Иванычу поморщился. Пашку даже могила не исправит. Не даром говорят: сила есть, ума не надо. Пашка грыз «семки», заплевывая шелухой двор. Это из-за него шеф запретил стоять в подъезде. Вот и мерзни теперь как собака на улице.

Дверь распахнулась. Первой вышла Нина Петровна. Феликсович уже за ней. Нина Петровна куталась в мягкое пальто и зевала в меховой воротник. Феликсович на секунду подставил лицо холодному зимнему солнцу. До весны ещё жить да жить. В руках у шефа была разноцветная дамская сумочка, удивительным образом диссонировавшая с черным строгим пальто. Почему-то Иваныч вспомнил, как его сестра укоряла подругу: мол не по этикету мужчинам за дамами сумочки носить. Этикет – вот же слово выдумают. Почти как этикетка. Но, видать, что-то другое.

– Слыш, пидор как есть, — тихо присвистнул Пашка, за что тут же получил кулаком в живот. Иваныч, как всегда, сработал чётко и незаметно.

Нина Петрова зацокала к машине. Иваныч любезно открыл перед ней дверцу. В каждом движении жены босса чувствовалась манерность. Словно она была не во дворе, а на сцене изображала роль жены главы мафии. Пашка уже сидел за рулём. Феликсович передал сумочку жене и прикрыл дверь машины. Пашка усмехнулся в зеркало. Конечно же, это сумочка Феликсовича. Нина Петровна — для отвода глаз. Пашка ненавидел «гомиков» смертельно. Особенно после того, как однажды услышал, что гомофобы — как ни крути, скрытые гомосексуалисты. То есть эти гниды самим существованием бросали тень на Пашку и его брутальность.

Феликсович круто развернулся и стремительно пошёл к стоящей в другом углу двора машине. Казалось, это совсем другой человек. Он шёл, словно вкалачивая подошвами гвозди. Глаза стали двумя узкими черточками на лице. Он летел так стремительно, что Иваныч еле за ним поспевал. Видел бы сейчас шефа Пашка, так слово «пидор» могло бы навсегда застрять в его горле. От одного только колючего взгляда. Конечно, теперь шеф не бегал по Москве с пистолетом. Девяностые давно прошли. Вместе с его молодостью. Тогда еще не было никакой Нины Петровны, а были девицы в коротких мини и боевым раскрасом на лице, готовые в любой момент сорваться хоть в Париж, хоть в Милан, только пальцем позови да шелестом купюр. Сейчас Феликсович был сама респектабельность. Даже фонд основал. Благотворительный. Для Нины Петровны. А еще церковь строил. Персональный храм для замаливания грехов. А их было немало. Иваныч не сомневался, шеф запомнил всех, кто позавчера ухмылялся на детском утреннике.

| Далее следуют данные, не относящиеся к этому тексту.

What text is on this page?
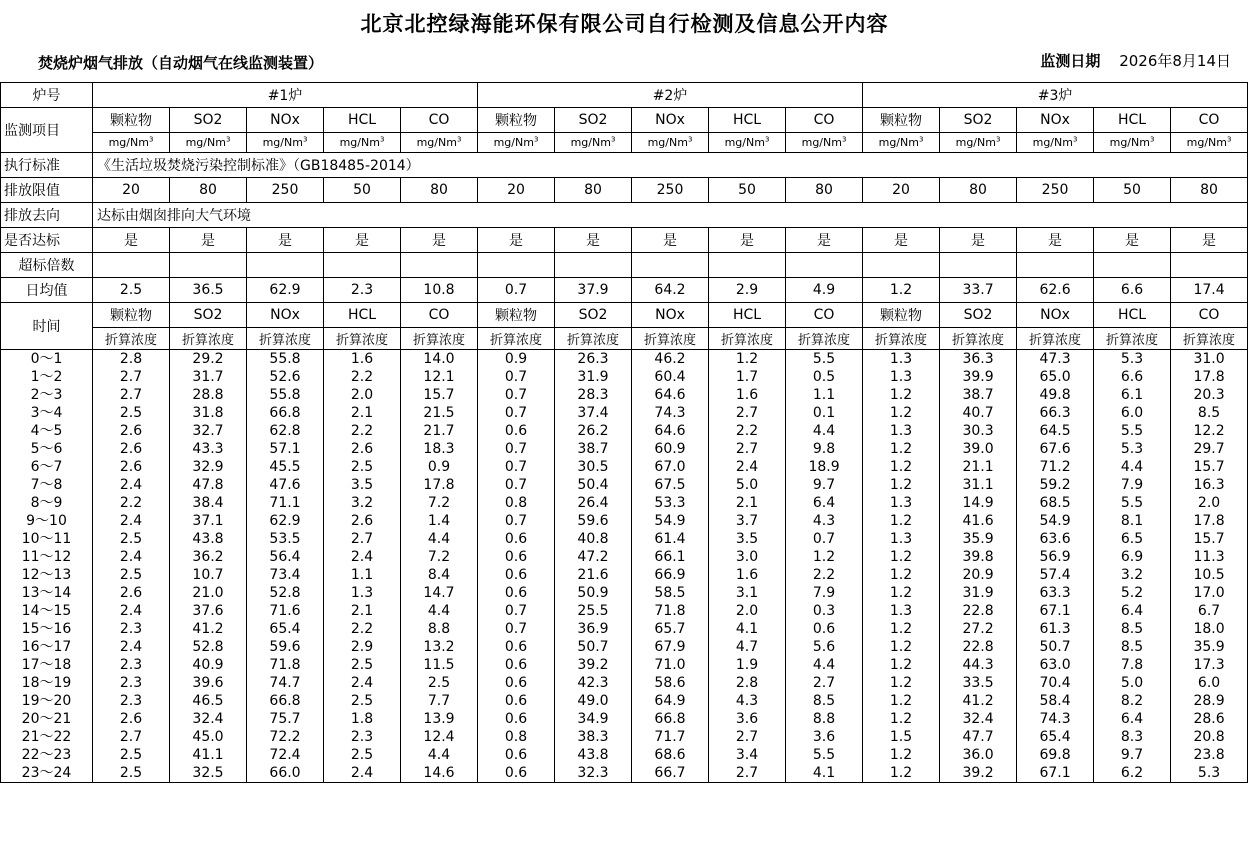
北京北控绿海能环保有限公司自行检测及信息公开内容
焚烧炉烟气排放（自动烟气在线监测装置）	监测日期 2026年8月14日
炉号	#1炉					#2炉					#3炉				
监测项目	颗粒物	SO2	NOx	HCL	CO	颗粒物	SO2	NOx	HCL	CO	颗粒物	SO2	NOx	HCL	CO
	mg/Nm$^3$	mg/Nm$^3$	mg/Nm$^3$	mg/Nm$^3$	mg/Nm$^3$	mg/Nm$^3$	mg/Nm$^3$	mg/Nm$^3$	mg/Nm$^3$	mg/Nm$^3$	mg/Nm$^3$	mg/Nm$^3$	mg/Nm$^3$	mg/Nm$^3$	mg/Nm$^3$
执行标准	《生活垃圾焚烧污染控制标准》（GB18485-2014）														
排放限值	20	80	250	50	80	20	80	250	50	80	20	80	250	50	80
排放去向	达标由烟囱排向大气环境														
是否达标	是	是	是	是	是	是	是	是	是	是	是	是	是	是	是
超标倍数															
日均值	2.5	36.5	62.9	2.3	10.8	0.7	37.9	64.2	2.9	4.9	1.2	33.7	62.6	6.6	17.4
时间	颗粒物	SO2	NOx	HCL	CO	颗粒物	SO2	NOx	HCL	CO	颗粒物	SO2	NOx	HCL	CO
	折算浓度	折算浓度	折算浓度	折算浓度	折算浓度	折算浓度	折算浓度	折算浓度	折算浓度	折算浓度	折算浓度	折算浓度	折算浓度	折算浓度	折算浓度
0～1	2.8	29.2	55.8	1.6	14.0	0.9	26.3	46.2	1.2	5.5	1.3	36.3	47.3	5.3	31.0
1～2	2.7	31.7	52.6	2.2	12.1	0.7	31.9	60.4	1.7	0.5	1.3	39.9	65.0	6.6	17.8
2～3	2.7	28.8	55.8	2.0	15.7	0.7	28.3	64.6	1.6	1.1	1.2	38.7	49.8	6.1	20.3
3～4	2.5	31.8	66.8	2.1	21.5	0.7	37.4	74.3	2.7	0.1	1.2	40.7	66.3	6.0	8.5
4～5	2.6	32.7	62.8	2.2	21.7	0.6	26.2	64.6	2.2	4.4	1.3	30.3	64.5	5.5	12.2
5～6	2.6	43.3	57.1	2.6	18.3	0.7	38.7	60.9	2.7	9.8	1.2	39.0	67.6	5.3	29.7
6～7	2.6	32.9	45.5	2.5	0.9	0.7	30.5	67.0	2.4	18.9	1.2	21.1	71.2	4.4	15.7
7～8	2.4	47.8	47.6	3.5	17.8	0.7	50.4	67.5	5.0	9.7	1.2	31.1	59.2	7.9	16.3
8～9	2.2	38.4	71.1	3.2	7.2	0.8	26.4	53.3	2.1	6.4	1.3	14.9	68.5	5.5	2.0
9～10	2.4	37.1	62.9	2.6	1.4	0.7	59.6	54.9	3.7	4.3	1.2	41.6	54.9	8.1	17.8
10～11	2.5	43.8	53.5	2.7	4.4	0.6	40.8	61.4	3.5	0.7	1.3	35.9	63.6	6.5	15.7
11～12	2.4	36.2	56.4	2.4	7.2	0.6	47.2	66.1	3.0	1.2	1.2	39.8	56.9	6.9	11.3
12～13	2.5	10.7	73.4	1.1	8.4	0.6	21.6	66.9	1.6	2.2	1.2	20.9	57.4	3.2	10.5
13～14	2.6	21.0	52.8	1.3	14.7	0.6	50.9	58.5	3.1	7.9	1.2	31.9	63.3	5.2	17.0
14～15	2.4	37.6	71.6	2.1	4.4	0.7	25.5	71.8	2.0	0.3	1.3	22.8	67.1	6.4	6.7
15～16	2.3	41.2	65.4	2.2	8.8	0.7	36.9	65.7	4.1	0.6	1.2	27.2	61.3	8.5	18.0
16～17	2.4	52.8	59.6	2.9	13.2	0.6	50.7	67.9	4.7	5.6	1.2	22.8	50.7	8.5	35.9
17～18	2.3	40.9	71.8	2.5	11.5	0.6	39.2	71.0	1.9	4.4	1.2	44.3	63.0	7.8	17.3
18～19	2.3	39.6	74.7	2.4	2.5	0.6	42.3	58.6	2.8	2.7	1.2	33.5	70.4	5.0	6.0
19～20	2.3	46.5	66.8	2.5	7.7	0.6	49.0	64.9	4.3	8.5	1.2	41.2	58.4	8.2	28.9
20～21	2.6	32.4	75.7	1.8	13.9	0.6	34.9	66.8	3.6	8.8	1.2	32.4	74.3	6.4	28.6
21～22	2.7	45.0	72.2	2.3	12.4	0.8	38.3	71.7	2.7	3.6	1.5	47.7	65.4	8.3	20.8
22～23	2.5	41.1	72.4	2.5	4.4	0.6	43.8	68.6	3.4	5.5	1.2	36.0	69.8	9.7	23.8
23～24	2.5	32.5	66.0	2.4	14.6	0.6	32.3	66.7	2.7	4.1	1.2	39.2	67.1	6.2	5.3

Для надежности Иваныч их записал в специальную тетрадь. Там обычно числились должники шефа. В списке значился и Пашка.

Небольшой зал был забит под завязку. Родителям пришлось взять младших детей на руки. Старшие дрожали за сценой: им еще предстояло вступать. Детский новогодний утренник был разбавлен балетом. Пришлось тащить дополнительные стулья. На первом ряду чинно сидела семья мэра. Его старший также выступал. А младший хныкал на руках толстой мамаши. Деньги от концерта должны были пойти в благотворительный фонд «Вдохновение». Туда кроме Нины Петровны входила и жена мэра, поэтому как ни взвизгивал младший, ему было не уйти от прививки культурой. К тому же старший отпрыск должен быть явить во всей красе артистичность семьи. Мэр не сомневался, что сын будет в самом центре. Хотя, конечно, он бы предпочел, чтобы сын пошел на бокс, но жена грозно сказала «он маленький, будет шесть лет – тогда хоть куда отдавай».

Нина Петровна нервничала. Первоначально планировалась постановка «Щелкунчика». Но кем бы она там была? Роль Мари больше подходила для нежной девочки, чем для солидной дамы. Но все-таки – Чайковский. Чтобы узнаваемо и за душу брало. Тогда – «Лебединой озеро». Но с учетом вкуса публики. Значит – небольшими номерами. И с измененной фабулой. Чтобы без грусти. Все-таки Новый год! Нина Петровна поправляла на голове шапочку Одетты. А все еще хороша – подмигнула она зеркалу. Пусть и не хрупкая балерина, зато есть на что посмотреть. Отражение демонстрировало грудь четвертого размера, крепкие ноги и сильные руки. Такая Одетта сможет дать отпор дворовым хулиганам. За плечами Нины Петровны был юношеский разряд по спортивной борьбе. Но это было совсем давно. В те времена ее больше принимали за гимнастку. Но теперь, когда дети давно выросли и разъехались по Лондонам, душе захотелось прекрасного.

– Вам ничего не надо делать, – неделю назад размахивал руками в кабинете Феликсовича балетмейстер, – Горделиво выходите на сцену, там Одетта, – поклонился он Нине Петровне, – детишки-лебеди. У нас все просто. Одно действие. Принц, Одетта и лебеди. Танцы на озере. Там же Зигфрид целует свою заколдованную принцессу-лебедь. Хэппи энд.

Казалось, балетмейстер сам не верит тому, что говорит. Но глаза Нины Петровны блестели. Она была вновь юной и прекрасной.

– Ты же сам спрашивал, что мне подарить, – накануне упрямилась она. – Разве я не стою того, чтобы ты был рядом?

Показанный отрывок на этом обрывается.